The Not So Obvious: The Coach is correct about his punting game and placekicking, especially having used a true freshman kicker. However, Gentleman Clay certainly knows the 2020 kickoff and punt returners left a lot to be desired when it came to return yardage. However, the punt and kickoff coverage teams were very good last season. It was not a completely “terrific” USC special teams season but a very good one.
The Obvious: In the spring prospectus, Coach Clay Helton says, “Between the always-tough Pac-12 opponents and 3 outstanding non-conference teams, this schedule gives us an opportunity to create an unbelievable resume.”
The Not So Obvious: Some would argue that the 2021 schedule is an advantageous one to win a conference title and make a national championship run. The O/NSO believes that the schedule is much more challenging than it appears. San Jose St., BYU, and Notre Dame are all coming off outstanding seasons, but they, too, have their issues, especially replacing their quarterbacks. In terms of the Pac-12, the Trojans have to travel to ASU, which may be for the South title, and Utah – even in the Coli – should be quite formidable.
We might get a preview of what is to come not by the San Jose St opener but the following week when hosting a physical, talented, and well-coached Stanford team. Whether the Trojans can “create an unbelievable resume” remains to be seen, but it begins with building a foundation in the spring.
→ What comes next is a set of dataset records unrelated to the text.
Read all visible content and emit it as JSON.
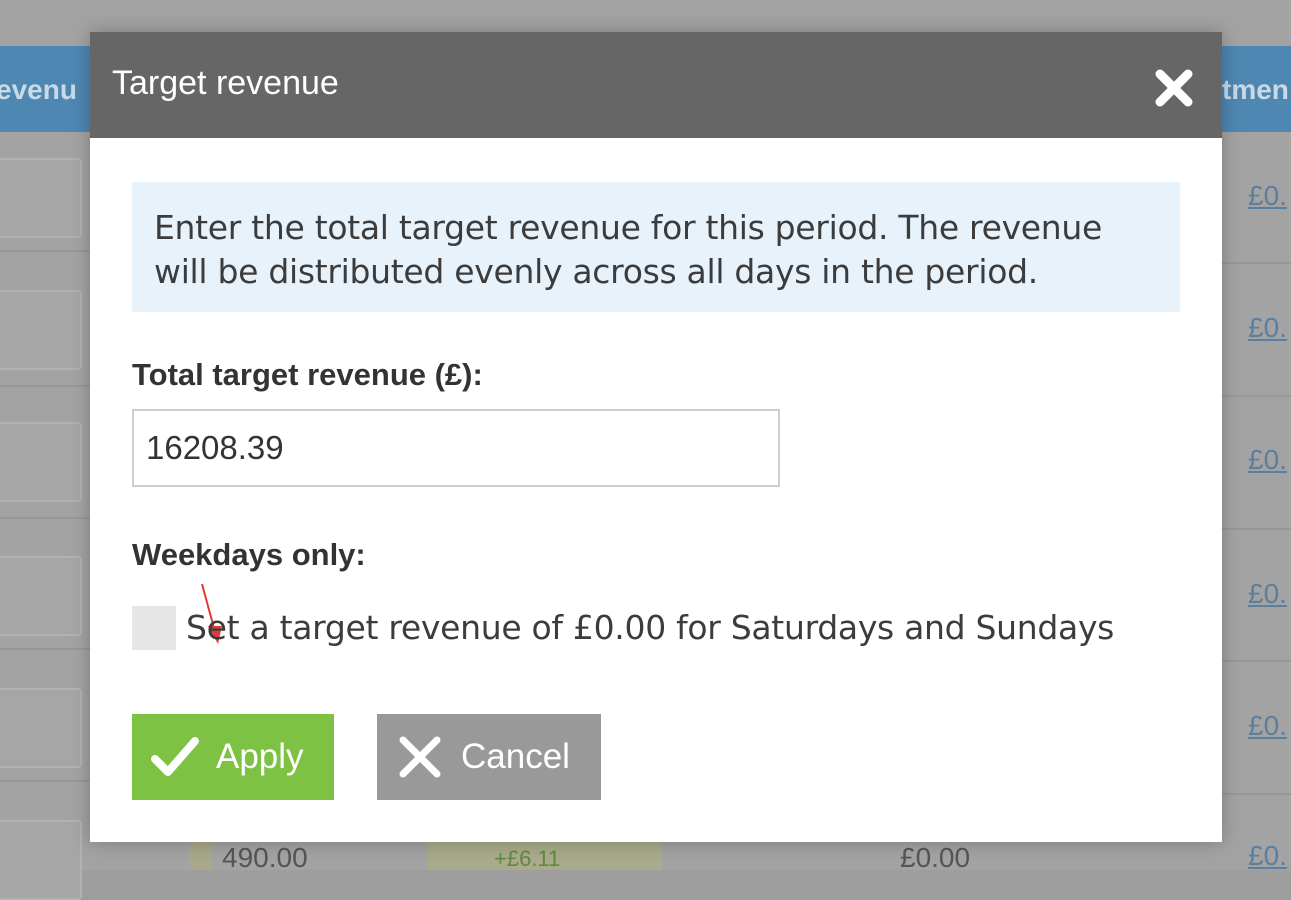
{
  "background": {
    "header_left_text": "evenu",
    "header_right_text": "tmen",
    "right_column_links": [
      "£0.",
      "£0.",
      "£0.",
      "£0.",
      "£0.",
      "£0."
    ],
    "bottom_row": [
      "490.00",
      "+£6.11",
      "£0.00"
    ]
  },
  "dialog": {
    "title": "Target revenue",
    "close_icon": "close-icon",
    "info_text": "Enter the total target revenue for this period. The revenue will be distributed evenly across all days in the period.",
    "total_label": "Total target revenue (£):",
    "total_value": "16208.39",
    "weekdays_label": "Weekdays only:",
    "weekdays_checkbox_label": "Set a target revenue of £0.00 for Saturdays and Sundays",
    "weekdays_checked": false,
    "apply_label": "Apply",
    "cancel_label": "Cancel"
  },
  "colors": {
    "header_bg": "#666666",
    "info_bg": "#e8f2fa",
    "apply_bg": "#7dc242",
    "cancel_bg": "#999999",
    "annotation_arrow": "#e53935"
  }
}
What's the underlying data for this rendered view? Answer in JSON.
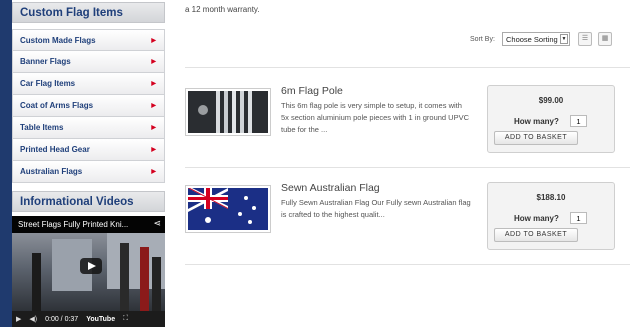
{
  "sidebar": {
    "flag_heading": "Custom Flag Items",
    "items": [
      {
        "label": "Custom Made Flags"
      },
      {
        "label": "Banner Flags"
      },
      {
        "label": "Car Flag Items"
      },
      {
        "label": "Coat of Arms Flags"
      },
      {
        "label": "Table Items"
      },
      {
        "label": "Printed Head Gear"
      },
      {
        "label": "Australian Flags"
      }
    ],
    "arrow": "▶",
    "video_heading": "Informational Videos"
  },
  "video": {
    "title": "Street Flags Fully Printed Kni...",
    "time": "0:00 / 0:37",
    "brand": "YouTube"
  },
  "main": {
    "warranty_text": "a 12 month warranty.",
    "sort_label": "Sort By:",
    "sort_value": "Choose Sorting"
  },
  "products": [
    {
      "name": "6m Flag Pole",
      "description": "This 6m flag pole is very simple to setup, it comes with 5x section aluminium pole pieces with 1 in ground UPVC tube for the ...",
      "price": "$99.00",
      "qty_label": "How many?",
      "qty": "1",
      "button": "ADD TO BASKET"
    },
    {
      "name": "Sewn Australian Flag",
      "description": "Fully Sewn Australian Flag      Our Fully sewn Australian flag is crafted to the highest qualit...",
      "price": "$188.10",
      "qty_label": "How many?",
      "qty": "1",
      "button": "ADD TO BASKET"
    }
  ]
}
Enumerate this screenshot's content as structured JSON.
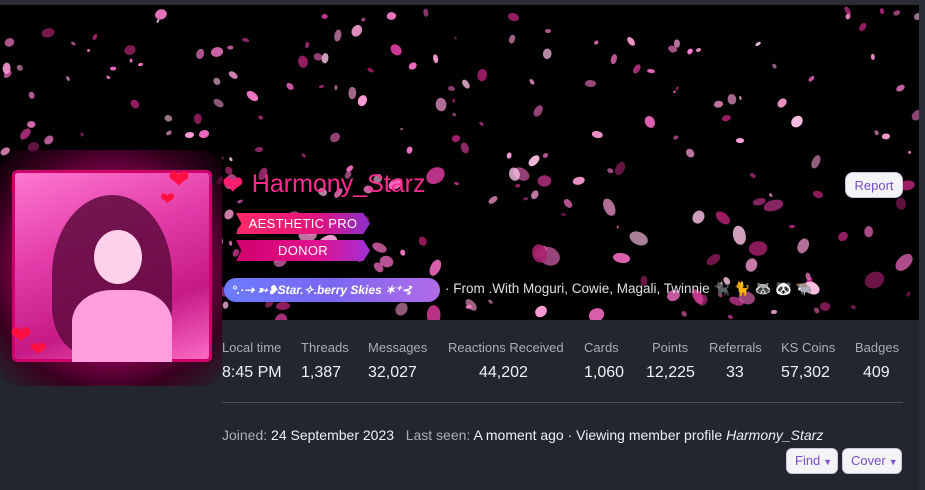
{
  "profile": {
    "username": "Harmony_Starz",
    "heart_icon": "heart-icon",
    "banners": [
      "AESTHETIC PRO",
      "DONOR"
    ],
    "title_pill": "°.·⇢ ➳❥Star.✧.berry Skies ✶⁺⊰",
    "from_text": "· From .With Moguri, Cowie, Magali, Twinnie 🐈‍⬛ 🐈 🦝 🐼 🐃",
    "report_label": "Report"
  },
  "stats": [
    {
      "label": "Local time",
      "value": "8:45 PM"
    },
    {
      "label": "Threads",
      "value": "1,387"
    },
    {
      "label": "Messages",
      "value": "32,027"
    },
    {
      "label": "Reactions Received",
      "value": "44,202"
    },
    {
      "label": "Cards",
      "value": "1,060"
    },
    {
      "label": "Points",
      "value": "12,225"
    },
    {
      "label": "Referrals",
      "value": "33"
    },
    {
      "label": "KS Coins",
      "value": "57,302"
    },
    {
      "label": "Badges",
      "value": "409"
    }
  ],
  "footer": {
    "joined_label": "Joined:",
    "joined_value": "24 September 2023",
    "last_seen_label": "Last seen:",
    "last_seen_value": "A moment ago",
    "activity_text": "· Viewing member profile",
    "activity_target": "Harmony_Starz"
  },
  "actions": {
    "find_label": "Find",
    "cover_label": "Cover"
  },
  "colors": {
    "accent_pink": "#ff2b8e",
    "button_text": "#7a4ec4",
    "background": "#23262d"
  }
}
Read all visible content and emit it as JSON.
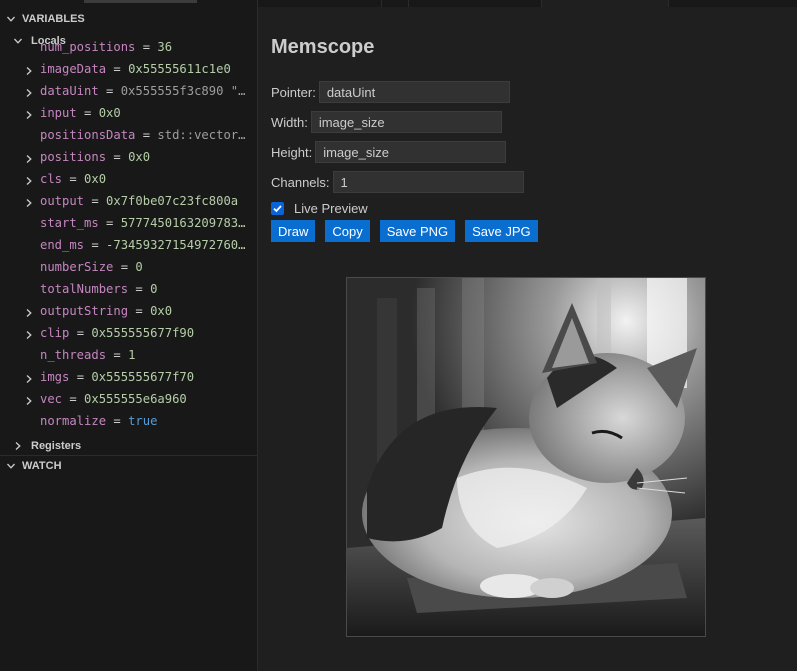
{
  "sidebar": {
    "variables_header": "VARIABLES",
    "locals_header": "Locals",
    "registers_header": "Registers",
    "watch_header": "WATCH",
    "partial_row": {
      "name": "num_positions",
      "value": "36"
    },
    "variables": [
      {
        "name": "imageData",
        "value": "0x55555611c1e0",
        "expandable": true,
        "kind": "num"
      },
      {
        "name": "dataUint",
        "value": "0x555555f3c890 \"…",
        "expandable": true,
        "kind": "str"
      },
      {
        "name": "input",
        "value": "0x0",
        "expandable": true,
        "kind": "num"
      },
      {
        "name": "positionsData",
        "value": "std::vector…",
        "expandable": false,
        "kind": "str"
      },
      {
        "name": "positions",
        "value": "0x0",
        "expandable": true,
        "kind": "num"
      },
      {
        "name": "cls",
        "value": "0x0",
        "expandable": true,
        "kind": "num"
      },
      {
        "name": "output",
        "value": "0x7f0be07c23fc800a",
        "expandable": true,
        "kind": "num"
      },
      {
        "name": "start_ms",
        "value": "5777450163209783…",
        "expandable": false,
        "kind": "num"
      },
      {
        "name": "end_ms",
        "value": "-73459327154972760…",
        "expandable": false,
        "kind": "num"
      },
      {
        "name": "numberSize",
        "value": "0",
        "expandable": false,
        "kind": "num"
      },
      {
        "name": "totalNumbers",
        "value": "0",
        "expandable": false,
        "kind": "num"
      },
      {
        "name": "outputString",
        "value": "0x0",
        "expandable": true,
        "kind": "num"
      },
      {
        "name": "clip",
        "value": "0x555555677f90",
        "expandable": true,
        "kind": "num"
      },
      {
        "name": "n_threads",
        "value": "1",
        "expandable": false,
        "kind": "num"
      },
      {
        "name": "imgs",
        "value": "0x555555677f70",
        "expandable": true,
        "kind": "num"
      },
      {
        "name": "vec",
        "value": "0x555555e6a960",
        "expandable": true,
        "kind": "num"
      },
      {
        "name": "normalize",
        "value": "true",
        "expandable": false,
        "kind": "kw"
      }
    ]
  },
  "memscope": {
    "title": "Memscope",
    "pointer_label": "Pointer:",
    "pointer_value": "dataUint",
    "width_label": "Width:",
    "width_value": "image_size",
    "height_label": "Height:",
    "height_value": "image_size",
    "channels_label": "Channels:",
    "channels_value": "1",
    "live_preview_label": "Live Preview",
    "live_preview_checked": true,
    "buttons": {
      "draw": "Draw",
      "copy": "Copy",
      "save_png": "Save PNG",
      "save_jpg": "Save JPG"
    },
    "preview_image": "grayscale-cat-photo"
  },
  "colors": {
    "var_name": "#c586c0",
    "var_value": "#b5cea8",
    "keyword": "#569cd6",
    "button": "#0a6ed1",
    "checkbox": "#0a64d8"
  }
}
The Obvious: In the spring prospectus, Coach Clay Helton says, “Each week will be a challenge. We’ll need to bring our ‘A’ game every time we take the field.”
The Not So Obvious: Amen to that, coach. No disagreement here. The question is…will they?
The Obvious: And finally, a coach’s job is to raise the positivity meter in the spring to not only generate enthusiasm for the upcoming season but to encourage season ticket renewals and appealing to potential season ticket buyers.
The Not So Obvious: So, give Clay Helton credit for trying to unite the masses through his words. When you haven’t won the conference since 2017, it’s truly a credibility challenge. Hopefully for the coach, his positive spring prospectus words will either be a harbinger of things to come, or words that will come back later to haunt him.